Living in some low-IQ region like Pittsburgh or the Deep South, where the local yokels keep calling up your number to talk to someone else who used to have the number. They cannot understand the concept of a number no longer belonging to someone, so they keep calling back. And even if they do understand, then they want you to “leave a message”.
Re: How to STOP those calls....
Idiots on the east coast are just as bad …

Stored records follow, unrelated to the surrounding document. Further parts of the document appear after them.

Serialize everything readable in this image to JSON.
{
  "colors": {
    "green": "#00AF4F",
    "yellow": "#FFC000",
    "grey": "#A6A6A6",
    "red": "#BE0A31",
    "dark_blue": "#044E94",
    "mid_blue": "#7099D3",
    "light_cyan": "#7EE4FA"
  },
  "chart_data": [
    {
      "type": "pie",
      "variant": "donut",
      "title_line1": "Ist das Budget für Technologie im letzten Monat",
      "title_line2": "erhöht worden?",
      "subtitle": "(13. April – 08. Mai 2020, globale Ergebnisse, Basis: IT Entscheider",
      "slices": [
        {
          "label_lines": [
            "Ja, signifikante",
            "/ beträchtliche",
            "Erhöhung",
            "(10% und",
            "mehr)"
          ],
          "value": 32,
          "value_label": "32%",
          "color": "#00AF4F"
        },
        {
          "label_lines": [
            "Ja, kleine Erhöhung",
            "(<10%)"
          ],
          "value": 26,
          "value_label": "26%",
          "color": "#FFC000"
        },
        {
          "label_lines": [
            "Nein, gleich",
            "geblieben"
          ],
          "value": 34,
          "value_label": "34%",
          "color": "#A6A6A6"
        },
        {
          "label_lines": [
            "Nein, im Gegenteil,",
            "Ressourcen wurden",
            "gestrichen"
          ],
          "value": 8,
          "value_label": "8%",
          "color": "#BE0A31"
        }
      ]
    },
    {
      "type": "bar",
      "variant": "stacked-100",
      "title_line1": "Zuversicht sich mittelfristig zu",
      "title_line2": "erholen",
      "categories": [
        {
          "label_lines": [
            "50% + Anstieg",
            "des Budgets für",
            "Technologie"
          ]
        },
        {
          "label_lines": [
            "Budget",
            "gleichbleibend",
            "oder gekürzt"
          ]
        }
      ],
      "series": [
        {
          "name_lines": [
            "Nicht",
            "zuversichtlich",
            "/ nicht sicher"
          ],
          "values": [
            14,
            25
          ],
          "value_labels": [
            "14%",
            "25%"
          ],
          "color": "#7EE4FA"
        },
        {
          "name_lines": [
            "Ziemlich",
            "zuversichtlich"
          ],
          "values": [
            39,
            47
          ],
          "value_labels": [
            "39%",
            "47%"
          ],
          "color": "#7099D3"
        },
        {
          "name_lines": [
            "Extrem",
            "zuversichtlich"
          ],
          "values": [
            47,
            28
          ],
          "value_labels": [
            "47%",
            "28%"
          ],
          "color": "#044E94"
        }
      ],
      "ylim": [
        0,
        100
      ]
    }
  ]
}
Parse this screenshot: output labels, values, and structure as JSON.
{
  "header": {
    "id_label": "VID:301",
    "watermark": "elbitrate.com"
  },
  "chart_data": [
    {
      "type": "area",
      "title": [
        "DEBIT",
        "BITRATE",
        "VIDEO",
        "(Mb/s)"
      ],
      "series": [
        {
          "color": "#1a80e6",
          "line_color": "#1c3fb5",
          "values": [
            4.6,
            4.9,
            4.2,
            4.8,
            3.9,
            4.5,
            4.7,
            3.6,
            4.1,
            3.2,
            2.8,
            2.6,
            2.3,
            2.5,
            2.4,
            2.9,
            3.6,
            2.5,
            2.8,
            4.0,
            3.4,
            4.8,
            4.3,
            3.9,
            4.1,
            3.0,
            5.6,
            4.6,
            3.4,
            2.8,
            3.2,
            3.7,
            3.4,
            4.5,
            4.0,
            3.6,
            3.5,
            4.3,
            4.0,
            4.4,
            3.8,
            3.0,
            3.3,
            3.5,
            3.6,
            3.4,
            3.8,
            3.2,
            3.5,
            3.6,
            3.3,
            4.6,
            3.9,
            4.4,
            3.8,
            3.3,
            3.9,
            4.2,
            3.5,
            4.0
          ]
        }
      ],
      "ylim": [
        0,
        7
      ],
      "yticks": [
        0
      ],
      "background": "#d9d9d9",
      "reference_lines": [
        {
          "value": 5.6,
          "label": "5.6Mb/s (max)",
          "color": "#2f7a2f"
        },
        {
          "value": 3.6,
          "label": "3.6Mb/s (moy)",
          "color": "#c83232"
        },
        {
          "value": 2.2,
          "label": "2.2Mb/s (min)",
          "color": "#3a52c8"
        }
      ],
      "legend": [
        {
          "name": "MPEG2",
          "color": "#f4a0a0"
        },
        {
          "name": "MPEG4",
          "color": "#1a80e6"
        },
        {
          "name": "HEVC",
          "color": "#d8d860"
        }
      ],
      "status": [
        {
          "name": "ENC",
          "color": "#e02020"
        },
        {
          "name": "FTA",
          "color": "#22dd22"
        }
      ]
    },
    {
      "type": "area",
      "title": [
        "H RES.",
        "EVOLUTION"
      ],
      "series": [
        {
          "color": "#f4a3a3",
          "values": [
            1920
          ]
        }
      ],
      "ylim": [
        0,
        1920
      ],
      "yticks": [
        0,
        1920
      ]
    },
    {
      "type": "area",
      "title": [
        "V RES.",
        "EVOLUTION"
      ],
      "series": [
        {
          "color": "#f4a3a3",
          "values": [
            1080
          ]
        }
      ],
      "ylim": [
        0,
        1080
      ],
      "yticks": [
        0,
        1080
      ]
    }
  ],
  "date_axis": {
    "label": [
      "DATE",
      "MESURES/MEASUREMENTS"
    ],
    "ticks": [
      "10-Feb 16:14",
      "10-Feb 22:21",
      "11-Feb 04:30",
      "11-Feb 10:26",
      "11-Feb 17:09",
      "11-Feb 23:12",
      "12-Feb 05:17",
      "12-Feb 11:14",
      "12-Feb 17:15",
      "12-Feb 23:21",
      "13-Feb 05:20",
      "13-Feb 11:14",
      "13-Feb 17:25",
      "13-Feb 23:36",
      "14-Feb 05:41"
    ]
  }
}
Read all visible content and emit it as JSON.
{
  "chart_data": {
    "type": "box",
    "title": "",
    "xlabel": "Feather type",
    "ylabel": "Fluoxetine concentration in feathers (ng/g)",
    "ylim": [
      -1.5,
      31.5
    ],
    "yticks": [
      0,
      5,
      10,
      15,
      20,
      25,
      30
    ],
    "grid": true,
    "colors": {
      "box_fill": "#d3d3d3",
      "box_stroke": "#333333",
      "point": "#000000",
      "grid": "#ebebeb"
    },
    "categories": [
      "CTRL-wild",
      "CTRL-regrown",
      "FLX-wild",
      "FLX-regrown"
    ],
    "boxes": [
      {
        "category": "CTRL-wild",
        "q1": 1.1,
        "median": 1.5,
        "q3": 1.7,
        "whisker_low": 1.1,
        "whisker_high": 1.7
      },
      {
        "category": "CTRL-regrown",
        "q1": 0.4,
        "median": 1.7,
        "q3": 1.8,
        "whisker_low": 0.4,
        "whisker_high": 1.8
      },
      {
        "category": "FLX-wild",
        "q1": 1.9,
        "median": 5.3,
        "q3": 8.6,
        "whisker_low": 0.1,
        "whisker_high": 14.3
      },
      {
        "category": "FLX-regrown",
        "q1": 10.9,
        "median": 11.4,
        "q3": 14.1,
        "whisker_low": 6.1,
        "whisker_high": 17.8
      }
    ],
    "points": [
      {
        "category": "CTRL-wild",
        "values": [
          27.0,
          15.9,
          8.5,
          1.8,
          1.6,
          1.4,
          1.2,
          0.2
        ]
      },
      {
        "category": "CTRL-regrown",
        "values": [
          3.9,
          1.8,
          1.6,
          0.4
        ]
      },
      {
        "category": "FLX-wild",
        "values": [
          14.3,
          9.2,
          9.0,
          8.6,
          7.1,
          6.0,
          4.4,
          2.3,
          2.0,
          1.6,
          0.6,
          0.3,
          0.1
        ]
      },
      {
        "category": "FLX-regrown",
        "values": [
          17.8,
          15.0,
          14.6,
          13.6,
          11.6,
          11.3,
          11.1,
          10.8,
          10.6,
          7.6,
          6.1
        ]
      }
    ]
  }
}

Several responses: ” Tell them you will be happy to provide the message as soon as the receipient is released from child molestors prison “
” Tell them, you would be happy to let them talk to the party they are trying to reach but unfortunately your cock is in their mouth and they are not able to speak @ this time “
These two usually STOP the calls.
Besides, its usually the last asshole that had the # that is still giving it out … I know I do anytime someone wants a phone # in a bar or for a form and they don’t need it, I just tell ’em 717 – 630 – 8041
classic tel$tra
its classic ie golden moment, that they say that turning it off & on again fixes it. you get this shite advice from their dialup/broadband heldesk. perhaps they re-installed the tcp/ip stack ! what are they using – win2k ?!?
tel$tra is the classic public utility thats been part privatised & had its staff massively reduced & plant investment severly curtailed. it now relies on media advertising & political fixes to survive while openly increasing line rentals by 100% over 3 years just to rub it into it customers.
Overlapping cell conversations
Have had this happen on AT&T in Denver several times–I’ll be talking to some one, I’ll lose them, and pick up another conversation. They are unable to hear me.